Computing Community Consortium Blog

The goal of the Computing Community Consortium (CCC) is to catalyze the computing research community to debate longer range, more audacious research challenges; to build consensus around research visions; to evolve the most promising visions toward clearly defined initiatives; and to work with the funding organizations to move challenges and visions toward funding initiatives. The purpose of this blog is to provide a more immediate, online mechanism for dissemination of visioning concepts and community discussion/debate about them.


The Multicore Challenge

August 26th, 2008 / in research horizons / by Peter Lee

Researchers working in areas spanning computer architecture, programming languages, operating systems, algorithms, and more have been thinking harder about the problem of parallel computing. Why has the age-old concept of parallelism become so “hot” today? To provide the first of an upcoming series of opinion pieces, we asked David Patterson, Professor in Computer Science at UC Berkeley, to give us his thoughts, and the rationale for increased government funding to solve the multicore challenge.

Since the first commercial computer in 1950, the information technology industry has improved cost-performance of computing by about 100 billion overall. For most of the last 20 years, architects used the rapidly increasing transistor speed and budget made possible by silicon technology advances to double performance every 18 months. The implicit hardware/software contract was that increases in transistor count and power dissipation were OK as long as architects maintained the existing programming model. This contract led to innovations that were inefficient in transistors and power but which increased performance. This contract worked fine until we hit the power limit that a chip could dissipate.

Computer architects were forced to find a new paradigm to sustain ever-increasing performance. The industry decided that only viable option was to replace the single power-inefficient processor by several more efficient processors on the same chip. The whole microprocessor industry thus declared that its future was in parallel computing, with a doubling of the number of processors or cores each technology generation, which occur every two years. This style of chip was labeled a multicore microprocessor. Hence, the leap to multicore is not based on a breakthrough in programming or architecture; it’s actually a retreat from the even harder task of building power-efficient, high-clock-rate, single-core chips.

Many startups tried commercializing multiple core hardware over the years. They all failed, as programmers accustomed to continuous improvements in sequential performance saw little need to explore parallelism. Convex, Encore, Floating Point Systems, INMOS, Kendall Square Research, MasPar, nCUBE, Sequent, and Thinking Machines are just the best-known members of the Dead Parallel Computer Society, whose ranks are legion. Given this sad history, there is plenty of reason for pessimism about the future of multicore. Quoting computing pioneer and Stanford President John Hennessy:

“…when we start talking about parallelism and ease of use of truly parallel computers, we’re talking about a problem that’s as hard as any that computer science has faced. … I would be panicked if I were in industry.”

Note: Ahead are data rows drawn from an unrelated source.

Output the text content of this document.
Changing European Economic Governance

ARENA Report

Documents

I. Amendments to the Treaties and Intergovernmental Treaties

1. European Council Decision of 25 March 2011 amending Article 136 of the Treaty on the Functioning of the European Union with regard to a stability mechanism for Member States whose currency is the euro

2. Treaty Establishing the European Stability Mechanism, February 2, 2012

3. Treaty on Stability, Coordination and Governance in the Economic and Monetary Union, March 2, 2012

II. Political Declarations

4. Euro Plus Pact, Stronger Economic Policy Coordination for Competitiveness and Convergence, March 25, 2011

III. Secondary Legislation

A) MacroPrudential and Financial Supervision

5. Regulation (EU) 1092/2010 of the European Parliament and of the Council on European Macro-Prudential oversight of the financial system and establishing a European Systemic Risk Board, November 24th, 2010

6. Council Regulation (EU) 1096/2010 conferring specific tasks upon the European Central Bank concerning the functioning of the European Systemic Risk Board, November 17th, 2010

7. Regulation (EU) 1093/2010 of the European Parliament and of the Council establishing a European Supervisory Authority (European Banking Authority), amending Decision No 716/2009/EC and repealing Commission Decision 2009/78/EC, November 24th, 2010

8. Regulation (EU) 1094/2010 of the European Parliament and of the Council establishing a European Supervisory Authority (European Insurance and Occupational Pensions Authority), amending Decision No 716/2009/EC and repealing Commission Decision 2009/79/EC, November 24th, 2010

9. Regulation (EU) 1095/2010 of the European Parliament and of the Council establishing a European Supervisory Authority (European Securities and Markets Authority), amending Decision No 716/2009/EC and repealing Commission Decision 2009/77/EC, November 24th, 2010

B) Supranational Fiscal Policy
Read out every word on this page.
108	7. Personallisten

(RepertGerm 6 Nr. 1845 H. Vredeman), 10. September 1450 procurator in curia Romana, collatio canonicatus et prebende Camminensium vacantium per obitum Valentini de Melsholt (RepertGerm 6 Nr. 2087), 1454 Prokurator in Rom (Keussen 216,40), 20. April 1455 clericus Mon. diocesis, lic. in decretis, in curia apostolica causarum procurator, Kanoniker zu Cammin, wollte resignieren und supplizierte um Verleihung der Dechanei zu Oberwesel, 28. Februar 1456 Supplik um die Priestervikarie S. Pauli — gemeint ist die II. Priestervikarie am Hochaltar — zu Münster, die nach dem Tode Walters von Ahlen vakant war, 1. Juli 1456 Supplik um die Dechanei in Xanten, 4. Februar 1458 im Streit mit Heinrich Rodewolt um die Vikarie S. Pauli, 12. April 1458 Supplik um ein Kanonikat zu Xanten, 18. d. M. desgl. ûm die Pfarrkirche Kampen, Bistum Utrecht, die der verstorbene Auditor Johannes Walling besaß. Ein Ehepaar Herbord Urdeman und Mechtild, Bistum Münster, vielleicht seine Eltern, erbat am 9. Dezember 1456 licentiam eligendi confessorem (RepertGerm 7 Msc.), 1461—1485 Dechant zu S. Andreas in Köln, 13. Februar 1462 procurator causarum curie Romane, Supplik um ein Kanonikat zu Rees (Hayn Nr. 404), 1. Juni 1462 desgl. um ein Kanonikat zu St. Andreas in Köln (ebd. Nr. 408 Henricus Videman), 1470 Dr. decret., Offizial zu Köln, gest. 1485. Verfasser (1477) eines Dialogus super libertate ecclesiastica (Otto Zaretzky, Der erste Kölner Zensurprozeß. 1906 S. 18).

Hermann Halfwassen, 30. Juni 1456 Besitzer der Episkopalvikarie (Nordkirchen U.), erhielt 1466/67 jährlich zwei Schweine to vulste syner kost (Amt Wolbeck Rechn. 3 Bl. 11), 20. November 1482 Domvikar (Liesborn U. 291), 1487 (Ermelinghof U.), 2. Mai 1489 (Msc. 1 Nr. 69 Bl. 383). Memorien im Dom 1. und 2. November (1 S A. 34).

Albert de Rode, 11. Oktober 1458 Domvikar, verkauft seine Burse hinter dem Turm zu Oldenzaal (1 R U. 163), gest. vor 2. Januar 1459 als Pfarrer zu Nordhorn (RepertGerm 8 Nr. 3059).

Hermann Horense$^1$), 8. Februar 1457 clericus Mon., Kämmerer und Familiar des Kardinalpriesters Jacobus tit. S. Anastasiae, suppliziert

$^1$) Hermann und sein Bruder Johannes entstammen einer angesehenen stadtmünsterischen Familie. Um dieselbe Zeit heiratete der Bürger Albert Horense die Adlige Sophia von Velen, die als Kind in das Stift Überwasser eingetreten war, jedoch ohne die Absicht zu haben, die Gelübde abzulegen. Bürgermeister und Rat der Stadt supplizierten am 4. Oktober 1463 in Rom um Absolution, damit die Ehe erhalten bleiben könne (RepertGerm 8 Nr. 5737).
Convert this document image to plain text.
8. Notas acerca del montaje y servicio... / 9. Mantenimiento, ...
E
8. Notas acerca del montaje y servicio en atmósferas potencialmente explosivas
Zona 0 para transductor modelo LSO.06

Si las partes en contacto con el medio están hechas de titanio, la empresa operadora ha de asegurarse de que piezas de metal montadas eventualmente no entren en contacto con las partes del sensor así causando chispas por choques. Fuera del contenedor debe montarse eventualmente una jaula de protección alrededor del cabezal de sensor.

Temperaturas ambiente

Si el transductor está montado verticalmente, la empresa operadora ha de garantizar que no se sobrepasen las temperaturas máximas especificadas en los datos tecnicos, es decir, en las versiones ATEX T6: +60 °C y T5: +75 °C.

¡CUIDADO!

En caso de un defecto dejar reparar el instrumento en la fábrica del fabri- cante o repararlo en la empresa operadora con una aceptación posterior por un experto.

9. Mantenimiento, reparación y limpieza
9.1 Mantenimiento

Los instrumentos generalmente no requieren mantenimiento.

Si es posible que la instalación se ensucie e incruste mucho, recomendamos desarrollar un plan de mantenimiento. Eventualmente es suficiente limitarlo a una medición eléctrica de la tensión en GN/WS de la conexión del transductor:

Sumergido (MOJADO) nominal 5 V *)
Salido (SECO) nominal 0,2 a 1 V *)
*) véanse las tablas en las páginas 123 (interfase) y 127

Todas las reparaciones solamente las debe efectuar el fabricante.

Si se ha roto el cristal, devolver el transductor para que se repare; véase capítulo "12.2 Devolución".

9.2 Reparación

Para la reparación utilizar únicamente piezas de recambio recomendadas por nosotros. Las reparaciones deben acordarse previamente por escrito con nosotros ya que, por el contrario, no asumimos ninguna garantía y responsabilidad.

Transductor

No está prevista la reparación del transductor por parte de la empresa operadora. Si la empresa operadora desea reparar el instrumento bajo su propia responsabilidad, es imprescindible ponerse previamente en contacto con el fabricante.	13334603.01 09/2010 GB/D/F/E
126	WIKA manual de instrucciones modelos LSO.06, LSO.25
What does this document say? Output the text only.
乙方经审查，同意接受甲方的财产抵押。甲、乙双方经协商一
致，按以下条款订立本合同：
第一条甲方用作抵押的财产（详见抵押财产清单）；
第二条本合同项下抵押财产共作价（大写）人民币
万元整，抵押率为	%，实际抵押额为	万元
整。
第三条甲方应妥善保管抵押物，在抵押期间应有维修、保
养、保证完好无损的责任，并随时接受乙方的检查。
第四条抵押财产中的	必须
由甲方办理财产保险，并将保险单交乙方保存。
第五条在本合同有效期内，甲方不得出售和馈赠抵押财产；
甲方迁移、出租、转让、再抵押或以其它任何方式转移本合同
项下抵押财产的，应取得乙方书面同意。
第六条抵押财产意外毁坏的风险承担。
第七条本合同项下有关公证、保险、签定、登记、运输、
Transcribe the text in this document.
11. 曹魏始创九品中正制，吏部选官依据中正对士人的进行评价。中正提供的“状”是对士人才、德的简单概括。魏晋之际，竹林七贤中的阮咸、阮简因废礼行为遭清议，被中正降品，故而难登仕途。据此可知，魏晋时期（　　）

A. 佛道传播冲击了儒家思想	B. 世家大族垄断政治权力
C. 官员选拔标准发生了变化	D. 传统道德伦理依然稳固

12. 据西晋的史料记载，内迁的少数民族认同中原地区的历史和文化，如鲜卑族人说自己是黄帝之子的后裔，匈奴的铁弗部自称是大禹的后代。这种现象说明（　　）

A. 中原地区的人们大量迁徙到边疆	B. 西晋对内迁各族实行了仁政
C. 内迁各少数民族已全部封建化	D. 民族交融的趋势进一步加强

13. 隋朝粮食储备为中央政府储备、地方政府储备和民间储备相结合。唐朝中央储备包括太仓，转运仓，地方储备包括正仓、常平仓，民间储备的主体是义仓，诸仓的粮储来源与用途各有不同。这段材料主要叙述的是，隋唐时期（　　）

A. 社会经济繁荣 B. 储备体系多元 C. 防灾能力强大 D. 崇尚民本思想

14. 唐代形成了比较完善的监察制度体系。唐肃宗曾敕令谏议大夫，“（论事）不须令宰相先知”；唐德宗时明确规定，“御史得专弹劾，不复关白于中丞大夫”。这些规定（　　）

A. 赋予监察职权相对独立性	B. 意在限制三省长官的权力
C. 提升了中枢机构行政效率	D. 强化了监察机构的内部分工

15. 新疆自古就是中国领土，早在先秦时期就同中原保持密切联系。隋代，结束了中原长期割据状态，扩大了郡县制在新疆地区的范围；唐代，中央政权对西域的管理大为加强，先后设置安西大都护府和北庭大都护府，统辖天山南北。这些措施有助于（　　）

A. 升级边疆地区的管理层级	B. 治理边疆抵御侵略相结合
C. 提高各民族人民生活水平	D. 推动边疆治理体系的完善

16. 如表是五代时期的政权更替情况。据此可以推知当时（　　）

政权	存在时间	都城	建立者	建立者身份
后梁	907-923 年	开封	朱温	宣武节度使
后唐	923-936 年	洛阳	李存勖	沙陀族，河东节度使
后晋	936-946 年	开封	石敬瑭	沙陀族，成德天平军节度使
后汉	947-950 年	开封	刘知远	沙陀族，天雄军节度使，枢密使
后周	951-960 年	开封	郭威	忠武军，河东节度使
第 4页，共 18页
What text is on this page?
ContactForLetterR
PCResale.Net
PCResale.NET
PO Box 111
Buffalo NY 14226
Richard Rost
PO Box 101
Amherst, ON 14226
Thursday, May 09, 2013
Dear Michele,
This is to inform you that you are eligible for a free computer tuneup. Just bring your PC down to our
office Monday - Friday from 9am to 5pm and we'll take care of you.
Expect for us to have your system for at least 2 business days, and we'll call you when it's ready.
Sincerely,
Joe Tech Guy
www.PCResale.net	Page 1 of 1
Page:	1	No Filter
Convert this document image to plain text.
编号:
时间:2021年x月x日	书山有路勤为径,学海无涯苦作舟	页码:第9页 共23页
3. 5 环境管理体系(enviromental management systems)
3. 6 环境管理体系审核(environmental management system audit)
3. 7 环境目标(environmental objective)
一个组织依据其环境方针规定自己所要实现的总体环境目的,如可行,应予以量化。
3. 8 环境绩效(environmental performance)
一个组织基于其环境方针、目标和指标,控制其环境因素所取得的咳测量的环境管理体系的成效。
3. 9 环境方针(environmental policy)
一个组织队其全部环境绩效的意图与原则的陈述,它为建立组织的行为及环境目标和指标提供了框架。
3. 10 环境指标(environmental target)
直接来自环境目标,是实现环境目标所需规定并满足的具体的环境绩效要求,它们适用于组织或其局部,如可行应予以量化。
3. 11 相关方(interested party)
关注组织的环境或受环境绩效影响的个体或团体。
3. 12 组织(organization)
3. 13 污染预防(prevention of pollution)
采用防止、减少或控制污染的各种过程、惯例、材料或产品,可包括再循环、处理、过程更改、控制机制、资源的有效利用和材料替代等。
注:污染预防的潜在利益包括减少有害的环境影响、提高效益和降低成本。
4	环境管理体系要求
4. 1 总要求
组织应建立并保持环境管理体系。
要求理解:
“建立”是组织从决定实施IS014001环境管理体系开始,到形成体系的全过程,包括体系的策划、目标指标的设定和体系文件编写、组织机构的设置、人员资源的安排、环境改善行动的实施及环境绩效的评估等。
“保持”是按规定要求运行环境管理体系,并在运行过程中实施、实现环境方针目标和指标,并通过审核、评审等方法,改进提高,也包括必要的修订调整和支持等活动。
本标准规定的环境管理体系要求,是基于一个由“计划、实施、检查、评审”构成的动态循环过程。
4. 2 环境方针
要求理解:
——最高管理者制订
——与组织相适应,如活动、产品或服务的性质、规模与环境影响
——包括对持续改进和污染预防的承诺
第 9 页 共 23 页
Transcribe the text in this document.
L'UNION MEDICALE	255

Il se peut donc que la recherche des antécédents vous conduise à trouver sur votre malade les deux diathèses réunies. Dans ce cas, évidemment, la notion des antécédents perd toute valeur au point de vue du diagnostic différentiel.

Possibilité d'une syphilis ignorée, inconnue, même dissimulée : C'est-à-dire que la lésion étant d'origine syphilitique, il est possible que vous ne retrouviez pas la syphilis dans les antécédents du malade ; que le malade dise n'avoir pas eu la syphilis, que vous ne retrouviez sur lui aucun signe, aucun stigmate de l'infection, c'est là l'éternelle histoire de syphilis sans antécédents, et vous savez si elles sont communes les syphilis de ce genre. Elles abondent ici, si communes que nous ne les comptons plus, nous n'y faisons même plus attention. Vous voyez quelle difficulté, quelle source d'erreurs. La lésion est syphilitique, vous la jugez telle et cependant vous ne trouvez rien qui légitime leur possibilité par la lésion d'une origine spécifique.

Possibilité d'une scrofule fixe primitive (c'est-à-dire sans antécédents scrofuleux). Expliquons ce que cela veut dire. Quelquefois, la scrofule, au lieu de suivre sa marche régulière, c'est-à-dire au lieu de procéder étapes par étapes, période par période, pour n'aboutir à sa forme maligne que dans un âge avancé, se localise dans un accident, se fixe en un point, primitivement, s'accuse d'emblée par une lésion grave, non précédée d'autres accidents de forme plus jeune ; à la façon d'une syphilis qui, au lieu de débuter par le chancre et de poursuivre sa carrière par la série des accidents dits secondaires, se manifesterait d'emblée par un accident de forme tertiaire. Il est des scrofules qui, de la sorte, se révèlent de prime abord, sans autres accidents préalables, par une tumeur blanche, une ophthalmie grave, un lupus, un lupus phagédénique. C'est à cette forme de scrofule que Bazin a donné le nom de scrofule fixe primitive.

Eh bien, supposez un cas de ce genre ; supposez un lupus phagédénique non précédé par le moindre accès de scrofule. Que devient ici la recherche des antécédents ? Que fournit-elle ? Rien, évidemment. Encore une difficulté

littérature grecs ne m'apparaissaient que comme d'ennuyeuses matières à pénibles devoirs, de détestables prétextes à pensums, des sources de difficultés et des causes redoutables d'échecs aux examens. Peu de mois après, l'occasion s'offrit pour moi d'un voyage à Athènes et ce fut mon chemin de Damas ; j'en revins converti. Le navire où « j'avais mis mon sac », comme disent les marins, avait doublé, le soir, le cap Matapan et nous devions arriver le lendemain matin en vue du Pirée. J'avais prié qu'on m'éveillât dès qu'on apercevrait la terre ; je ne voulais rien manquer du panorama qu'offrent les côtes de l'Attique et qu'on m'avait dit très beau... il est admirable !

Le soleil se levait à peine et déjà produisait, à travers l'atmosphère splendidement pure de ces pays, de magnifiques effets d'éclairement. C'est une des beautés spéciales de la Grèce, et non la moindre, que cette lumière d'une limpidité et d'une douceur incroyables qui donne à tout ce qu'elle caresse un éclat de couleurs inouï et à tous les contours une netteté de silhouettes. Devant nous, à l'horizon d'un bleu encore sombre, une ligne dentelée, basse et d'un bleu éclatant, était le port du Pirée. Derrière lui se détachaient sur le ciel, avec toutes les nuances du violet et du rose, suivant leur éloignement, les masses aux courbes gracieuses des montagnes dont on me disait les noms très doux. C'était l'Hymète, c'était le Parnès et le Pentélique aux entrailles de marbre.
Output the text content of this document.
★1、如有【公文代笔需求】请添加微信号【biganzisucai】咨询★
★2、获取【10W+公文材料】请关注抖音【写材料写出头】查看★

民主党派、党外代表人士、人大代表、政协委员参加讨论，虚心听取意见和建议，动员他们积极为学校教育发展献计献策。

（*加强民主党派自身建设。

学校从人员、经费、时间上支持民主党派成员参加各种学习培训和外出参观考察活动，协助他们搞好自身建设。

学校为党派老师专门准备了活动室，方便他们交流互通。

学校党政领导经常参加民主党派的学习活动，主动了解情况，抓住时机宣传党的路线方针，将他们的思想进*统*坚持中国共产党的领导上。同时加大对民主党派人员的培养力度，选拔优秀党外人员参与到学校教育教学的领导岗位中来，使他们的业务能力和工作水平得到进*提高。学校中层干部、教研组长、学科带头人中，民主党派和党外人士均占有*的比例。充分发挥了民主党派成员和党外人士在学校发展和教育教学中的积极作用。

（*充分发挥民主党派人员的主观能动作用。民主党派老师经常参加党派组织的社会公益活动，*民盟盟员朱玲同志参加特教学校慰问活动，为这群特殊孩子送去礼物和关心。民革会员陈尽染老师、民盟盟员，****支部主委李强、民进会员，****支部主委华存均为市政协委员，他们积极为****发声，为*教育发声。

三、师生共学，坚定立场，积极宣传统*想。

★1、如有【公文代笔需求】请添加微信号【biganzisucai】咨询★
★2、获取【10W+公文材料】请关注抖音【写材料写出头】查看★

Jeopardy for the IT industry means opportunity for the research community. If researchers meet the parallel challenge, the future of IT is rosy. If they don’t, it’s not. Failure could jeopardize both the IT field and the portions of the economy that depend upon rapidly improving information technology. It is also an opportunity for the leadership in IT to move from the US to wherever in the world someone invents the solution to make it easy to write efficient parallel software.

Given this current crisis, its ironic that since 2001 DARPA chose to decrease funding of academic research in computer systems research. Knowing what we know today, if we could go back in time we would have launched a Manhattan Project to bring together the best minds in applications, software architecture, programming languages and compilers, libraries, testing and correctness, operating systems, hardware architecture, and chip design to tackle this parallel challenge.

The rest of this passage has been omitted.